Mooney SJ, Magee C, Dang K, Leonard JC, Yang J, Rivara FP, Ebel BE, Rowhani-Rahbar A, Quistberg DA. Am. J. Epidemiol. 2018; 187(9): 2038-2045.

Affiliation

Environmental and Occupational Health, Dornsife School of Public Health, Drexel University, Philadelphia, Pennsylvania.

Copyright

(Copyright © 2018, Oxford University Press)

DOI

10.1093/aje/kwy100

PMID

29767676

Abstract

"Complete Streets" policies require transportation engineers to make provisions for pedestrians, cyclists and transit users. These policies may make bicycling safer for individual cyclists while increasing overall bicycle fatalities if more individuals cycle due to improved infrastructure. We merged county-level records of Complete Streets policies with Fatality Analysis Reporting System counts of cyclist fatalities occurring between January 2000 and December 2015. Because comprehensive county cycling estimates were not available, we used bicycle commute estimates from the American Community Survey and US Census as a proxy for the cycling population, and limited analysis to 183 counties (accounting for over half the US population) for which cycle commute estimates were consistently non-zero.

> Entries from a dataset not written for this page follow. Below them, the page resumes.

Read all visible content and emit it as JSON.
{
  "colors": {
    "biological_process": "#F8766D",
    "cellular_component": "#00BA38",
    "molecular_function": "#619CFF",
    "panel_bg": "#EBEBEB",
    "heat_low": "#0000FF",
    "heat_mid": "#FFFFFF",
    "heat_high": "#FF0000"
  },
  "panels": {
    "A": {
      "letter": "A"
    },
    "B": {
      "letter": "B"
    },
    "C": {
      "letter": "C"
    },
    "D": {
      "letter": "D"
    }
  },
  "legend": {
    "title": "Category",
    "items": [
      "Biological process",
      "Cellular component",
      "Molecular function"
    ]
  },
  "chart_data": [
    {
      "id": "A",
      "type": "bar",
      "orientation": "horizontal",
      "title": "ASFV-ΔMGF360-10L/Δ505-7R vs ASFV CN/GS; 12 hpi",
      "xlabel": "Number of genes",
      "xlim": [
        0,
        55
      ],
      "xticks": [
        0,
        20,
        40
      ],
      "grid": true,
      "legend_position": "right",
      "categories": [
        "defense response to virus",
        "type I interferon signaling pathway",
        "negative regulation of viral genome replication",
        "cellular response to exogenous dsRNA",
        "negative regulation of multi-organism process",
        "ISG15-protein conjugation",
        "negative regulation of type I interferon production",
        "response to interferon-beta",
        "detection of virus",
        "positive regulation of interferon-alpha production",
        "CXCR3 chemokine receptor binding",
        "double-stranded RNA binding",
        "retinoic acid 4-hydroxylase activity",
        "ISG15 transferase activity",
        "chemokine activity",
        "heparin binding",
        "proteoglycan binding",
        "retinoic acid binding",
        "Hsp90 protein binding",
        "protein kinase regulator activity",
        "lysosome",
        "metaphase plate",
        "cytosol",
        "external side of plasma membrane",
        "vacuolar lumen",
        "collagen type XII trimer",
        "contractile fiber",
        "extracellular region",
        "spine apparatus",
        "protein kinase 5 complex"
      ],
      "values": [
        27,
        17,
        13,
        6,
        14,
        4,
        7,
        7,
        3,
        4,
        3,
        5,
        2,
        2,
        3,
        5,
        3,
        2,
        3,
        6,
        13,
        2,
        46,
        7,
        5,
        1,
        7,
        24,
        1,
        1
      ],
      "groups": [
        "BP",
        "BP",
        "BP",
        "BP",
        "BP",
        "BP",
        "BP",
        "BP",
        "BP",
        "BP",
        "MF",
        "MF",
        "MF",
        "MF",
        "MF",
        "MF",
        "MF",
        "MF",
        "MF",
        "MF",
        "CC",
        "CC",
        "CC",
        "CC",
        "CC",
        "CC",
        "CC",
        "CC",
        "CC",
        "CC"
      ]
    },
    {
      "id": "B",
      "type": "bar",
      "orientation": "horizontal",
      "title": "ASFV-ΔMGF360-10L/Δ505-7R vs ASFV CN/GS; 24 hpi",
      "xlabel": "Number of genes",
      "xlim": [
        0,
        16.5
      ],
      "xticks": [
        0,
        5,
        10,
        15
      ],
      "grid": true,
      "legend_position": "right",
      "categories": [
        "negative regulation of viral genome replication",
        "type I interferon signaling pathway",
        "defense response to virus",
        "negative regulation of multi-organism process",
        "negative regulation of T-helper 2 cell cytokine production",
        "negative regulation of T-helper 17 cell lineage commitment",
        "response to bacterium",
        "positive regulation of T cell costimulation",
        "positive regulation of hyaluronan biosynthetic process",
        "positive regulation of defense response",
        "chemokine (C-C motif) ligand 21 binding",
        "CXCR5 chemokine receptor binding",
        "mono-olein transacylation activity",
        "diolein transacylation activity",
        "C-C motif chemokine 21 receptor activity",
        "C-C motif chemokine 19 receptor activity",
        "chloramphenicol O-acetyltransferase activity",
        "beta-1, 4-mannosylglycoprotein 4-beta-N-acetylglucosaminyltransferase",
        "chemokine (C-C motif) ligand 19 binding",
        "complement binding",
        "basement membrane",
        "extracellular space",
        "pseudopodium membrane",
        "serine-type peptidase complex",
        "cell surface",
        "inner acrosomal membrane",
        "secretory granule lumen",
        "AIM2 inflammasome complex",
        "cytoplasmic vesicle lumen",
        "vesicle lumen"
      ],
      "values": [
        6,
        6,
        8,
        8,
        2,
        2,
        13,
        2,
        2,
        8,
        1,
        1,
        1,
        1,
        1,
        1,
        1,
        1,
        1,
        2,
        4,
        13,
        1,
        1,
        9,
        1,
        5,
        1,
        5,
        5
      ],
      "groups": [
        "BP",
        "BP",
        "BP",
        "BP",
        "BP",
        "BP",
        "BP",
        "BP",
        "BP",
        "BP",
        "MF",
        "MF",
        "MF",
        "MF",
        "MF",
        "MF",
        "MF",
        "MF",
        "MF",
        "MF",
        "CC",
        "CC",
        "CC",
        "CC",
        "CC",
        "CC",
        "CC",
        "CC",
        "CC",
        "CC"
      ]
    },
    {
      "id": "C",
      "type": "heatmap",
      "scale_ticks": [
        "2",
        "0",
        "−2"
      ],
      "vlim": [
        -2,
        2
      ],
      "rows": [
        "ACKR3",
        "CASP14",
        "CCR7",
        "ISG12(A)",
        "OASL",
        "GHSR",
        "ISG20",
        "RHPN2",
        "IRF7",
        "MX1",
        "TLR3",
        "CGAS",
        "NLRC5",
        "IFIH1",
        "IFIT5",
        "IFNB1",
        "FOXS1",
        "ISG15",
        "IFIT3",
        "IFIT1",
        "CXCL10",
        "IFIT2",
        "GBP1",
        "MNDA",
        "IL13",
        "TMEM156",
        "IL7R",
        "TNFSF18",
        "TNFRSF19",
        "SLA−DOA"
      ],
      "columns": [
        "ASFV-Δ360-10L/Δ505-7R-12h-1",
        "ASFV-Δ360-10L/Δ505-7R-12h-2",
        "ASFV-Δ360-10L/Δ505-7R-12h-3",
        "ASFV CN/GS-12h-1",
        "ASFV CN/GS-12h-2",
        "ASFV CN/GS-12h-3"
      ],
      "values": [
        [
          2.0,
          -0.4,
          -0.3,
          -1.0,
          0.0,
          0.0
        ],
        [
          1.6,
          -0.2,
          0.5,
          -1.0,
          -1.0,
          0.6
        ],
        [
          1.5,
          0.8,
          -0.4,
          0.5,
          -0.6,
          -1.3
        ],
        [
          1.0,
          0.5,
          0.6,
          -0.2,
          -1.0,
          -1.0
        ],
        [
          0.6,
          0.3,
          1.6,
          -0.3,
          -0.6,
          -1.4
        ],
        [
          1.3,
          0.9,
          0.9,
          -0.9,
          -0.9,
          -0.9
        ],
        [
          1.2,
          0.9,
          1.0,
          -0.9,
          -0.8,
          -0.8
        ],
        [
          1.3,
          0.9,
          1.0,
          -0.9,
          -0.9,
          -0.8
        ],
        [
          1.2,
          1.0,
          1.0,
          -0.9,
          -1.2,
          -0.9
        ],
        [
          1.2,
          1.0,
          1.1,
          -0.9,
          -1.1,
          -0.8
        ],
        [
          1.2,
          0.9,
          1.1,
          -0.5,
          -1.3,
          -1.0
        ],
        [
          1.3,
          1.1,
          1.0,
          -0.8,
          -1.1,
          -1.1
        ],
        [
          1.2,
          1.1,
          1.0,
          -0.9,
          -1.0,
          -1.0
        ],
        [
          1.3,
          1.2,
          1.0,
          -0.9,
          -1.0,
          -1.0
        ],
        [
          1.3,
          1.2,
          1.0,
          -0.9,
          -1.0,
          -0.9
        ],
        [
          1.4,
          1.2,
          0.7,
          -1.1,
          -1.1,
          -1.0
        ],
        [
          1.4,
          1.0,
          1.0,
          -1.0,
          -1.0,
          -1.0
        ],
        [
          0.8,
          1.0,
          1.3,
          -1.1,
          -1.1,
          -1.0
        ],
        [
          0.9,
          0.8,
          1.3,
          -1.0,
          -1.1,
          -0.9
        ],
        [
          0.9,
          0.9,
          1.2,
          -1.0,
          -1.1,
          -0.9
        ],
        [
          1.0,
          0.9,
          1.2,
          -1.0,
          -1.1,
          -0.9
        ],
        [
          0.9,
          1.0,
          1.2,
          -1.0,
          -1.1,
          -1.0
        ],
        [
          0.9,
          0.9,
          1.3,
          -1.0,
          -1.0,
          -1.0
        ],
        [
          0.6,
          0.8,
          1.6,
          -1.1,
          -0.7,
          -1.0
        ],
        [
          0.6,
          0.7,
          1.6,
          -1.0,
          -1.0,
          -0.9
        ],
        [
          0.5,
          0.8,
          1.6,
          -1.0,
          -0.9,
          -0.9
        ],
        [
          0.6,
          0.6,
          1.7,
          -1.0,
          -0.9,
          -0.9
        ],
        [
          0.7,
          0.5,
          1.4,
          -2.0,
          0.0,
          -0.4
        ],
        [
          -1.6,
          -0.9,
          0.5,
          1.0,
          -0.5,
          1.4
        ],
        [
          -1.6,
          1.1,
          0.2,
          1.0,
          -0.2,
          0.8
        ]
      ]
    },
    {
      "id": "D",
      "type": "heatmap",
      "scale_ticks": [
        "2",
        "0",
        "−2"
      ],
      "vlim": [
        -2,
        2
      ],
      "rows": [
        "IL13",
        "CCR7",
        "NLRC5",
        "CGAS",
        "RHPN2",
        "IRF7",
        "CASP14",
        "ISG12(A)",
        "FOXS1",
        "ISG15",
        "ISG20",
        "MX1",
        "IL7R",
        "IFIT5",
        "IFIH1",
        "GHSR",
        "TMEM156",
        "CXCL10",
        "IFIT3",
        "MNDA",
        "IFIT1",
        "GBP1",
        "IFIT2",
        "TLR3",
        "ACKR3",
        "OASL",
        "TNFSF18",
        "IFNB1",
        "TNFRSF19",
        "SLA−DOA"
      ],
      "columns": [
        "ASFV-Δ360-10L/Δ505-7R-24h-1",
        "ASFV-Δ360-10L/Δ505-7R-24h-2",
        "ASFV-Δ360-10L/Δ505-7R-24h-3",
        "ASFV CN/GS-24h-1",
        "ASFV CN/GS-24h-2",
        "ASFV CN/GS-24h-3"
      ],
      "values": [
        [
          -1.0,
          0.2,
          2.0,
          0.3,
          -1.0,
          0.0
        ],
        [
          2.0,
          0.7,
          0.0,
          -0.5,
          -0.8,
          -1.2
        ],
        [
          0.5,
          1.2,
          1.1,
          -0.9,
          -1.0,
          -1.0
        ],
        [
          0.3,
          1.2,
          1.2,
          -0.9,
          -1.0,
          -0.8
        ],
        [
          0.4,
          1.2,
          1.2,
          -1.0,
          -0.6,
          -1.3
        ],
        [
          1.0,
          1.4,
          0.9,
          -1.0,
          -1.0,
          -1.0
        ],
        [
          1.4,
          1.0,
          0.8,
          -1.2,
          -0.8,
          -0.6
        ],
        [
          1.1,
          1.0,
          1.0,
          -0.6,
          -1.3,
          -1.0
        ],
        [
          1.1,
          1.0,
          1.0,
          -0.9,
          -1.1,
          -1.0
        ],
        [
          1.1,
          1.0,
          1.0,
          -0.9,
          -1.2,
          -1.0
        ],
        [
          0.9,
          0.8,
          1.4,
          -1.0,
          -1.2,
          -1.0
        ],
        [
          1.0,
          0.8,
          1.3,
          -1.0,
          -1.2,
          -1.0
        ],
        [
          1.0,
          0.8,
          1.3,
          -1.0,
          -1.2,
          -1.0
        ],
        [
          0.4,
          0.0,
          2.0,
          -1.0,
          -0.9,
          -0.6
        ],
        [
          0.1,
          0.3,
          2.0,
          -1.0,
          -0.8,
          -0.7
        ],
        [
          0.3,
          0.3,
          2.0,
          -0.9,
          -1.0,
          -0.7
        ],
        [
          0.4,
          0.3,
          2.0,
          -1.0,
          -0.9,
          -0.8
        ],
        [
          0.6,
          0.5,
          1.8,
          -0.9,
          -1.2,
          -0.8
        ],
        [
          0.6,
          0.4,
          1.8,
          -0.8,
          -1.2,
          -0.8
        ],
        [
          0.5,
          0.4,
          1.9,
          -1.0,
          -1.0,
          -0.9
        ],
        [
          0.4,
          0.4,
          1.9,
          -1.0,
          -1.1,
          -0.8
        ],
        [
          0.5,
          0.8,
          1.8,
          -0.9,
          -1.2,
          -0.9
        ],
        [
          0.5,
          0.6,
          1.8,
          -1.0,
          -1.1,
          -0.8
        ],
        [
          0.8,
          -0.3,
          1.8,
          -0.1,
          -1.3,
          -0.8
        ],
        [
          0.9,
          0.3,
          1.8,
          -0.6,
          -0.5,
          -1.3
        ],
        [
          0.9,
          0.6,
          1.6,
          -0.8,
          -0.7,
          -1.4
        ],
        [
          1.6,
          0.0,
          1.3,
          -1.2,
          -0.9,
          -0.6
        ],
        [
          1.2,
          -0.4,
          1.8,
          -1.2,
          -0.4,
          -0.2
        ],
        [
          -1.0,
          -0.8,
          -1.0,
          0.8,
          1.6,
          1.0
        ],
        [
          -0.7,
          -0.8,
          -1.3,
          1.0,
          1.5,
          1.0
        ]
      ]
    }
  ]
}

We used G-computation to estimate the effect of policies on overall cyclist fatalities while also accounting for potential policy effects on the size of the cycling population. Over 16 years, 5,254 cyclists died in these counties, representing 34 fatalities per 100,000 cyclist-years. We estimated that Complete Streets policies made cycling safer, averting 0.6 fatalities per 100,000 cyclist-years (95% CI: 0.3, 1.0) by encouraging a 2.4% increase in cycling and a 0.7% increase in cyclist fatalities. G-computation is a useful tool for understanding policy impact on risk and exposure.